Treflik-Body was recently announced the recipient of the 2022 Claudette MacKay-Lassonde Graduate Award from the Canadian Engineering Memorial Foundation. The $15,000 award is granted to a woman studying engineering full-time at the PhD level who has demonstrated they are leaders, ambassadors for the profession, and serve as role models for other women who dream of becoming engineers.

“I am honoured to receive the Claudette Mackay-Lassonde graduate award from the Canadian Engineering Memorial Foundation this year,” she says. “I’ve worked hard to put myself in leadership positions within my community to make space and be a role model for women in Engineering. I am thrilled to be involved with a foundation that stands for gender equality and diversity in STEM and the support I have received allows me to promote these principles within my community and further enrich my studies.”

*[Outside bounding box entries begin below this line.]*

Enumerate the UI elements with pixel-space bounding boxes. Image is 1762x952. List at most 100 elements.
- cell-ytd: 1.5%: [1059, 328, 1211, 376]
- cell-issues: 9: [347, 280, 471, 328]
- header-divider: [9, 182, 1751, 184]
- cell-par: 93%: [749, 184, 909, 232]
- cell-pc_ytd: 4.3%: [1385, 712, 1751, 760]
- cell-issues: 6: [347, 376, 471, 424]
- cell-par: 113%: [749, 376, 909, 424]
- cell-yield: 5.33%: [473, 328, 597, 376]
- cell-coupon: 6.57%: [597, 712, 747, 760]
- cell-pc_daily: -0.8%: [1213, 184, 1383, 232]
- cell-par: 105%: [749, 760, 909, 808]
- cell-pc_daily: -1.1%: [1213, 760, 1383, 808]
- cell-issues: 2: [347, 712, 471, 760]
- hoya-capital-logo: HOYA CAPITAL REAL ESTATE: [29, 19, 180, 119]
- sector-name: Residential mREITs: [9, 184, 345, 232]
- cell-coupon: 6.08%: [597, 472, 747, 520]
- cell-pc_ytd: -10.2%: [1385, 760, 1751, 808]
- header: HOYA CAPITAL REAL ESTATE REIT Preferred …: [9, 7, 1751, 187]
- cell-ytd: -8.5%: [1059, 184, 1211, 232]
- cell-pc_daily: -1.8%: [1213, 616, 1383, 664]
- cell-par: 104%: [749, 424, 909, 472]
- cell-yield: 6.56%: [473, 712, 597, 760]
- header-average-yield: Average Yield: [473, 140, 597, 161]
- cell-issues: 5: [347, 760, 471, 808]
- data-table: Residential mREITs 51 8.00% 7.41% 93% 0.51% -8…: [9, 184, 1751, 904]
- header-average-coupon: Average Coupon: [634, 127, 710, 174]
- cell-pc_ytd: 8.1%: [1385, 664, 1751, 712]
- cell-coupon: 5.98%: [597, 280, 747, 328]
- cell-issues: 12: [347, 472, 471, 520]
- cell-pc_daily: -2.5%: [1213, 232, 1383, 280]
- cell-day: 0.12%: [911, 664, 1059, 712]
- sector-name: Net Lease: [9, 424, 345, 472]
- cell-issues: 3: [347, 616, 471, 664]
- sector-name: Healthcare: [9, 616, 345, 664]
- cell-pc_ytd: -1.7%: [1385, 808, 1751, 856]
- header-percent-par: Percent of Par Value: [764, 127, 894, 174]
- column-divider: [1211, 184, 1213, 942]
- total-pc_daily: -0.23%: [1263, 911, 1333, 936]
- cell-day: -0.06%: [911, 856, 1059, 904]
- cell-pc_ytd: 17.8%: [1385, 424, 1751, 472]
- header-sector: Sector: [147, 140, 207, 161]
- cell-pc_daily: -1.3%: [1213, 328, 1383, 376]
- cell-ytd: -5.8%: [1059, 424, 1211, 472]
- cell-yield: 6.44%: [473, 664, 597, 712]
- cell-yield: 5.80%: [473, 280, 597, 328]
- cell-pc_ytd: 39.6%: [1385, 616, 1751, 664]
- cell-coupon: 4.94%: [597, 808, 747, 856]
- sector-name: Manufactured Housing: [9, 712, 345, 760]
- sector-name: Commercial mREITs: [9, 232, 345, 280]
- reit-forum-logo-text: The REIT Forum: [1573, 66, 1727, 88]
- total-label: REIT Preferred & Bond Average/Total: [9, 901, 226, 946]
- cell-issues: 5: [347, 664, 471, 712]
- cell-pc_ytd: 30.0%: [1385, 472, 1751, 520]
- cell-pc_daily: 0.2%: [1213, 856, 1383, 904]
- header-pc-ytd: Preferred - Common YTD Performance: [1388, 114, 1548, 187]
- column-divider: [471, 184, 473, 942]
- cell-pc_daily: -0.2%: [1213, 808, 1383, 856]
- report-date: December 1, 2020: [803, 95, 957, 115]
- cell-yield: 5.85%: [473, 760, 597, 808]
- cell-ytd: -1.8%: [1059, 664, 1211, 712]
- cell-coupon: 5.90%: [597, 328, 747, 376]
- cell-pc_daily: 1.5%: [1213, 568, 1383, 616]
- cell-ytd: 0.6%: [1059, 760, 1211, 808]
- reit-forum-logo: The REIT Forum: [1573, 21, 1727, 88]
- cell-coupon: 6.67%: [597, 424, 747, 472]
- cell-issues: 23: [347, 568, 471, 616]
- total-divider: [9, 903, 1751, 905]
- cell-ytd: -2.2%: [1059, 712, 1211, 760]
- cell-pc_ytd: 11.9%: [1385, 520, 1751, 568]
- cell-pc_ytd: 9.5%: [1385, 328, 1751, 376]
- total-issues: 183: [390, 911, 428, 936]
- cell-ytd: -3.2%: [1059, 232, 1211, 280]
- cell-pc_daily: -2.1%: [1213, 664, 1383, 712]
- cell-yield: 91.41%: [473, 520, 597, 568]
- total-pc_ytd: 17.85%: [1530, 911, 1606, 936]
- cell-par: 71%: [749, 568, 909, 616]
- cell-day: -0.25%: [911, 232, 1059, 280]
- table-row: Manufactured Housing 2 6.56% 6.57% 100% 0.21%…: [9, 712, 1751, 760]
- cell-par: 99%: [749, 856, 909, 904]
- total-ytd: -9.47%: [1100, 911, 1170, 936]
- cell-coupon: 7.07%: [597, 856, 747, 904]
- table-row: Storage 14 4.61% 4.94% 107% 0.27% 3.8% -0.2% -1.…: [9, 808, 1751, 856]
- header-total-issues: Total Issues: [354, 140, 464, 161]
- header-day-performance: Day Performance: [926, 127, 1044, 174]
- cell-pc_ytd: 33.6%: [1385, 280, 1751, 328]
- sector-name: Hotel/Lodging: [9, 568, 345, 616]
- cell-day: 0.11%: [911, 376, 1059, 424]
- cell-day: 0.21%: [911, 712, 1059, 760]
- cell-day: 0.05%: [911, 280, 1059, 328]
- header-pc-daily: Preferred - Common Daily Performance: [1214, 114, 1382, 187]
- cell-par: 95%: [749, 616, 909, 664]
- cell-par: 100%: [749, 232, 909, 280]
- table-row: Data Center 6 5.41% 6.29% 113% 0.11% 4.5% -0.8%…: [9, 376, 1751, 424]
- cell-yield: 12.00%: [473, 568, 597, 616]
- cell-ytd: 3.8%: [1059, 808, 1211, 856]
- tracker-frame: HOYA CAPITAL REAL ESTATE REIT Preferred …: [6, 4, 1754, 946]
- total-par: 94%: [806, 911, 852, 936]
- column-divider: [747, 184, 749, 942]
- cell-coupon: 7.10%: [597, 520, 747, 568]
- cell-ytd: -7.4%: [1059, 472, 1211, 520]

A graduate of Civil Engineering at Queen’s in 2019, she immediately embarked upon master’s level research which transformed into PhD study just prior to the COVID-19 pandemic. While the social distancing measures of that time prevented the usual team of assistants to support such large-scale experiments, she was able to trade work tasks with other graduate students when either one required shoveling large masses of sand in preparation for coastal slope failure simulations.

“In the landslide flume,” she says, “I designed a tilt table, where I can place material and rotate it. And as we rotate it, we decrease its stability, and it can generate a failure. At that scale, I'm specifically looking at what happens when these failures are triggered. With a number of sensors I’m looking at what's going on within the soil as it's failing underwater.”

“Another experiment that I conducted,” she says, “was looking at the waves formed from a granular collapse. I had a pile of gravel behind this rapid release gate, another mechanism that my colleague and I worked on. This 600-pound aluminum gate can lift upward in less than a second. We place material behind it, under different levels of water, and then released the gate to see how the gravel failed, and then how that formed a wave. We know a lot about the waves formed in the direction of failure, but when you have failures under water, there's actually two waves formed, one that goes towards the shore and one that goes towards the sea. Not a lot of people have done that work before. On such a big scale.”

The spark that triggered an interest in graduate studies came just before her third year as a Civil Engineering student. “The summer before third year,” she says, “I worked as a research assistant in this lab and the adjacent lab. And I thought it was awesome, the experiments they were doing. I didn't really know that much about coastal engineering then, and after asking some grad students about what they were doing and researching, I was very interested to be part of that community in terms of civil engineering and coastal engineering.”

Treflik-Body foresees a career upon earning her PhD beyond academia, one that can entail anything from consultant work on remediation projects, port and harbour designs, to offshore oil platforms designs. “My research is very, very niche, but the skillset and the theories that I've accumulated through my courses and applying to my own research gives me a great toolbox to consult on a variety of different projects.”

In the meantime, between TA work and maintaining an office at Ellis Hall where she processes the data collected at the Coastal Engineering Lab, Treflik-Body continues work on the simulations and earning her place in this community.

“I'm hoping to better understand these coastal failures to help people avoid them, “she says. “And I'm developing empirical relationships to try to predict the size of the waves formed by them. Physical models are a great benchmarking tool for numerical models, so these relationships that I'm forming empirically within a lab can help people who are trying to simulate them on the computer.”